Sky Mesa: Under normal conditions you should not look to bet on horses with Sky Mesa's Beyer Figure pattern. Since his long layoff he has improved from 93 to 104 to 108 in his most recent race, a second-place finish to Peace Rules in the Haskell. Can he keep improving? For most horses - especially older runners with many more races under their belts - you would have to be skeptical. But for lightly raced, developing young horses you should be much less willing to project a bounce. None of his races this year have been particularly stressful in terms of trips, and he could still have some improvement to make. He looks very solid.

Empire Maker: Except for the possibility of a paceless race, everything sets up perfectly for Empire Maker. He ran a 111 in April, won the Belmont with a 110, and came back in the Jim Dandy (where he probably wasn't 100 percent fit) to record another 110 after an impossible trip. The Travers should be his breakthrough race. He should be able to run a Beyer of at least 113 - and nobody else in this race appears ready for that kind of effort at this point in the year.

Also entered were Congrats and Peace Rules, who was entered by Frankel in the event that Empire Maker - reported at the draw to have a cough - is scratched. Trainer Shug McGaughey said Congrats will run only if Empire Maker doesn't.

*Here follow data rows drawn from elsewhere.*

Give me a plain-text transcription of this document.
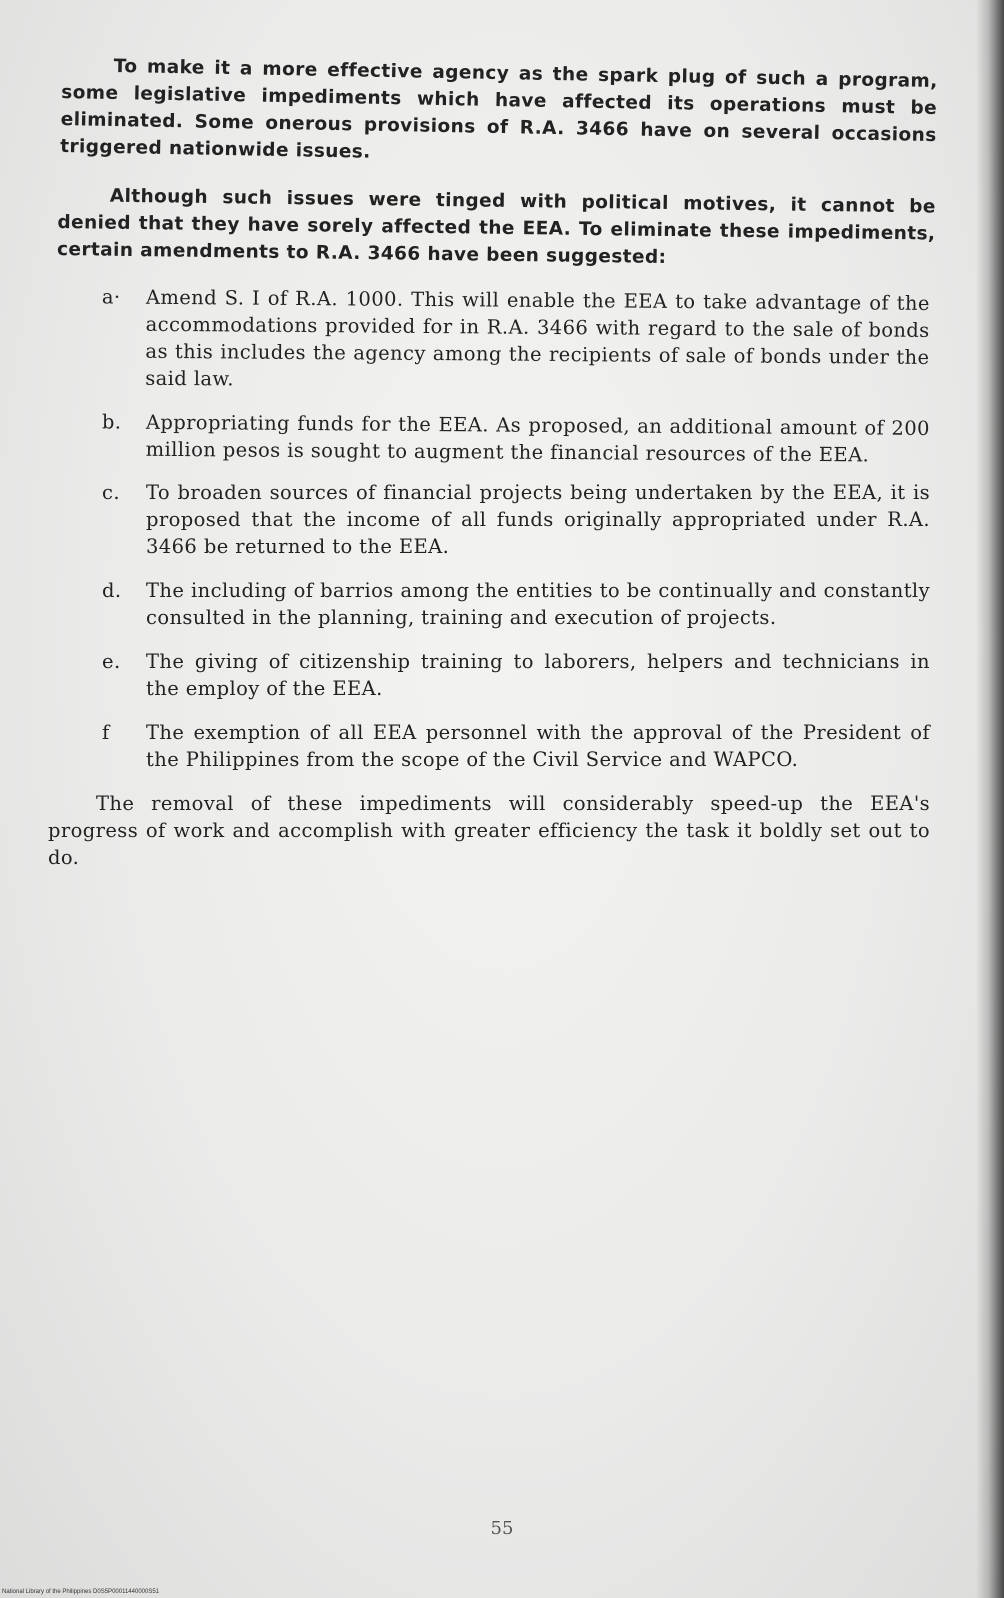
To make it a more effective agency as the spark plug of such a program, some legislative impediments which have affected its operations must be eliminated. Some onerous provisions of R.A. 3466 have on several occasions triggered nationwide issues.

Although such issues were tinged with political motives, it cannot be denied that they have sorely affected the EEA. To eliminate these impediments, certain amendments to R.A. 3466 have been suggested:

a· Amend S. I of R.A. 1000. This will enable the EEA to take advantage of the accommodations provided for in R.A. 3466 with regard to the sale of bonds as this includes the agency among the recipients of sale of bonds under the said law.
b. Appropriating funds for the EEA. As proposed, an additional amount of 200 million pesos is sought to augment the financial resources of the EEA.
c. To broaden sources of financial projects being undertaken by the EEA, it is proposed that the income of all funds originally appropriated under R.A. 3466 be returned to the EEA.
d. The including of barrios among the entities to be continually and constantly consulted in the planning, training and execution of projects.
e. The giving of citizenship training to laborers, helpers and technicians in the employ of the EEA.
f The exemption of all EEA personnel with the approval of the President of the Philippines from the scope of the Civil Service and WAPCO.

The removal of these impediments will considerably speed-up the EEA's progress of work and accomplish with greater efficiency the task it boldly set out to do.

55
National Library of the Philippines D0S5P00011440000S51
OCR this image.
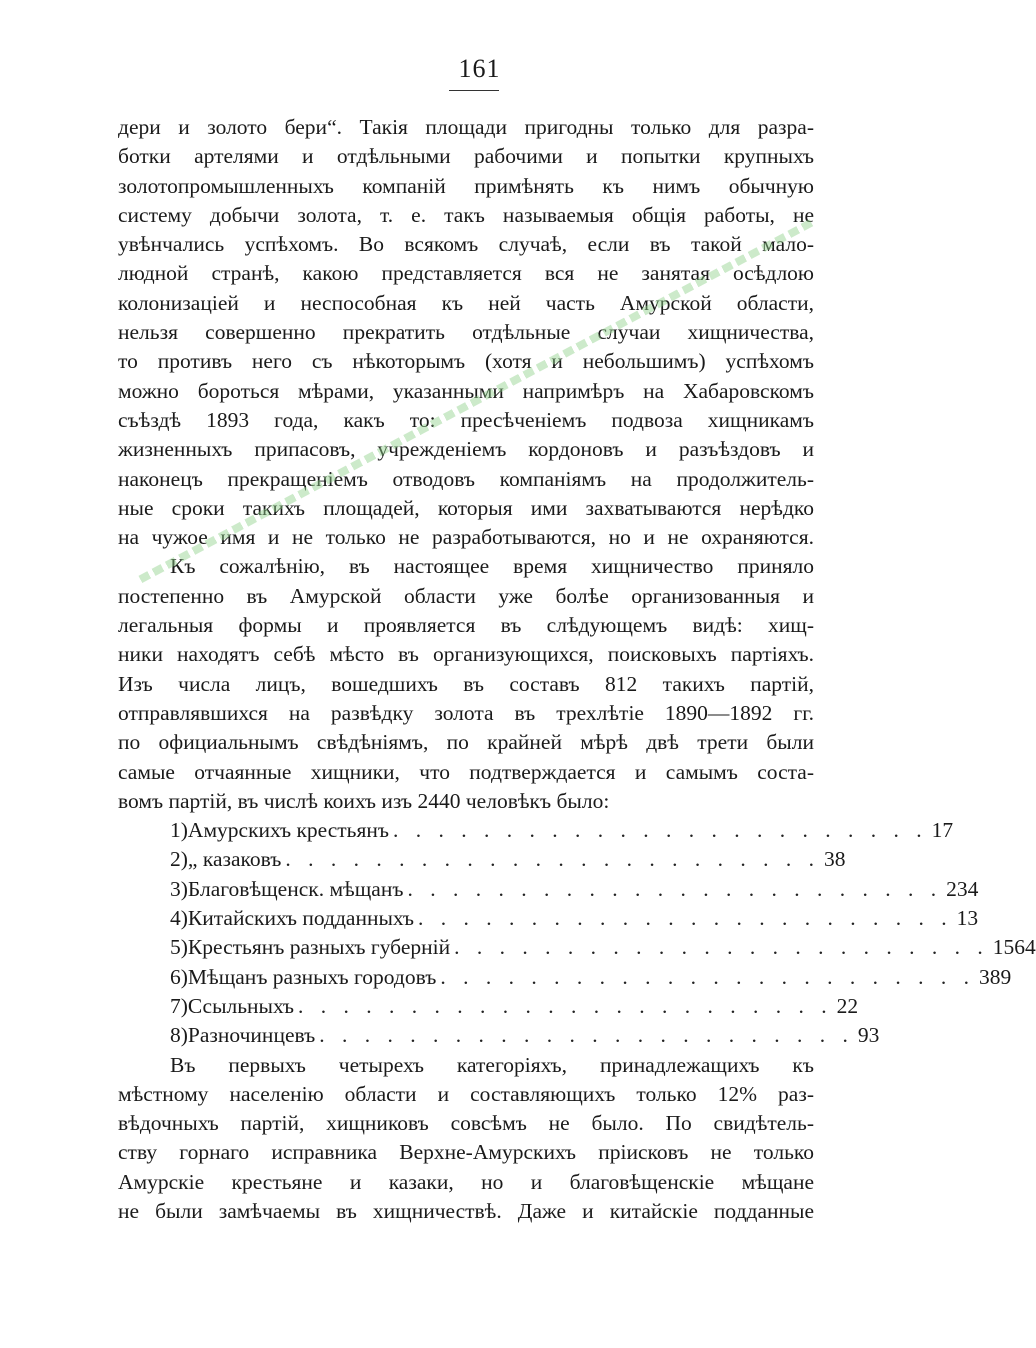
161
дери и золото бери“. Такія площади пригодны только для разра-
ботки артелями и отдѣльными рабочими и попытки крупныхъ
золотопромышленныхъ компаній примѣнять къ нимъ обычную
систему добычи золота, т. е. такъ называемыя общія работы, не
увѣнчались успѣхомъ. Во всякомъ случаѣ, если въ такой мало-
людной странѣ, какою представляется вся не занятая осѣдлою
колонизацiей и неспособная къ ней часть Амурской области,
нельзя совершенно прекратить отдѣльные случаи хищничества,
то противъ него съ нѣкоторымъ (хотя и небольшимъ) успѣхомъ
можно бороться мѣрами, указанными напримѣръ на Хабаровскомъ
съѣздѣ 1893 года, какъ то: пресѣченiемъ подвоза хищникамъ
жизненныхъ припасовъ, учрежденiемъ кордоновъ и разъѣздовъ и
наконецъ прекращенiемъ отводовъ компанiямъ на продолжитель-
ные сроки такихъ площадей, которыя ими захватываются нерѣдко
на чужое имя и не только не разработываются, но и не охраняются.
Къ сожалѣнiю, въ настоящее время хищничество приняло
постепенно въ Амурской области уже болѣе организованныя и
легальныя формы и проявляется въ слѣдующемъ видѣ: хищ-
ники находятъ себѣ мѣсто въ организующихся, поисковыхъ партiяхъ.
Изъ числа лицъ, вошедшихъ въ составъ 812 такихъ партiй,
отправлявшихся на развѣдку золота въ трехлѣтiе 1890—1892 гг.
по официальнымъ свѣдѣнiямъ, по крайней мѣрѣ двѣ трети были
самые отчаянные хищники, что подтверждается и самымъ соста-
вомъ партiй, въ числѣ коихъ изъ 2440 человѣкъ было:
1) Амурскихъ крестьянъ . . . . . . . . . . . . . . . . . . . . . . . . 17
2) „ казаковъ . . . . . . . . . . . . . . . . . . . . . . . . 38
3) Благовѣщенск. мѣщанъ . . . . . . . . . . . . . . . . . . . . . . . . 234
4) Китайскихъ подданныхъ . . . . . . . . . . . . . . . . . . . . . . . . 13
5) Крестьянъ разныхъ губерній . . . . . . . . . . . . . . . . . . . . . . . . 1564
6) Мѣщанъ разныхъ городовъ . . . . . . . . . . . . . . . . . . . . . . . . 389
7) Ссыльныхъ . . . . . . . . . . . . . . . . . . . . . . . . 22
8) Разночинцевъ . . . . . . . . . . . . . . . . . . . . . . . . 93
Въ первыхъ четырехъ категорiяхъ, принадлежащихъ къ
мѣстному населенiю области и составляющихъ только 12% раз-
вѣдочныхъ партiй, хищниковъ совсѣмъ не было. По свидѣтель-
ству горнаго исправника Верхне-Амурскихъ прiисковъ не только
Амурскiе крестьяне и казаки, но и благовѣщенскiе мѣщане
не были замѣчаемы въ хищничествѣ. Даже и китайскiе подданные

Assuming he is healthy, Empire Maker should certainly top the average Beyer of 110.6 for recent runnings of the Travers. He might not reach Point Given's high-water mark of 117, but he should be able to threaten Holy Bull's 115 in 1994 or Will's Way's 114 in 1996 - or the 114 turned in by Soto and Dynever in the recent West Virginia Derby. That should give him a clear victory, with Sky Mesa filling out an exacta that I hope will not be too parimutuelly unappetizing.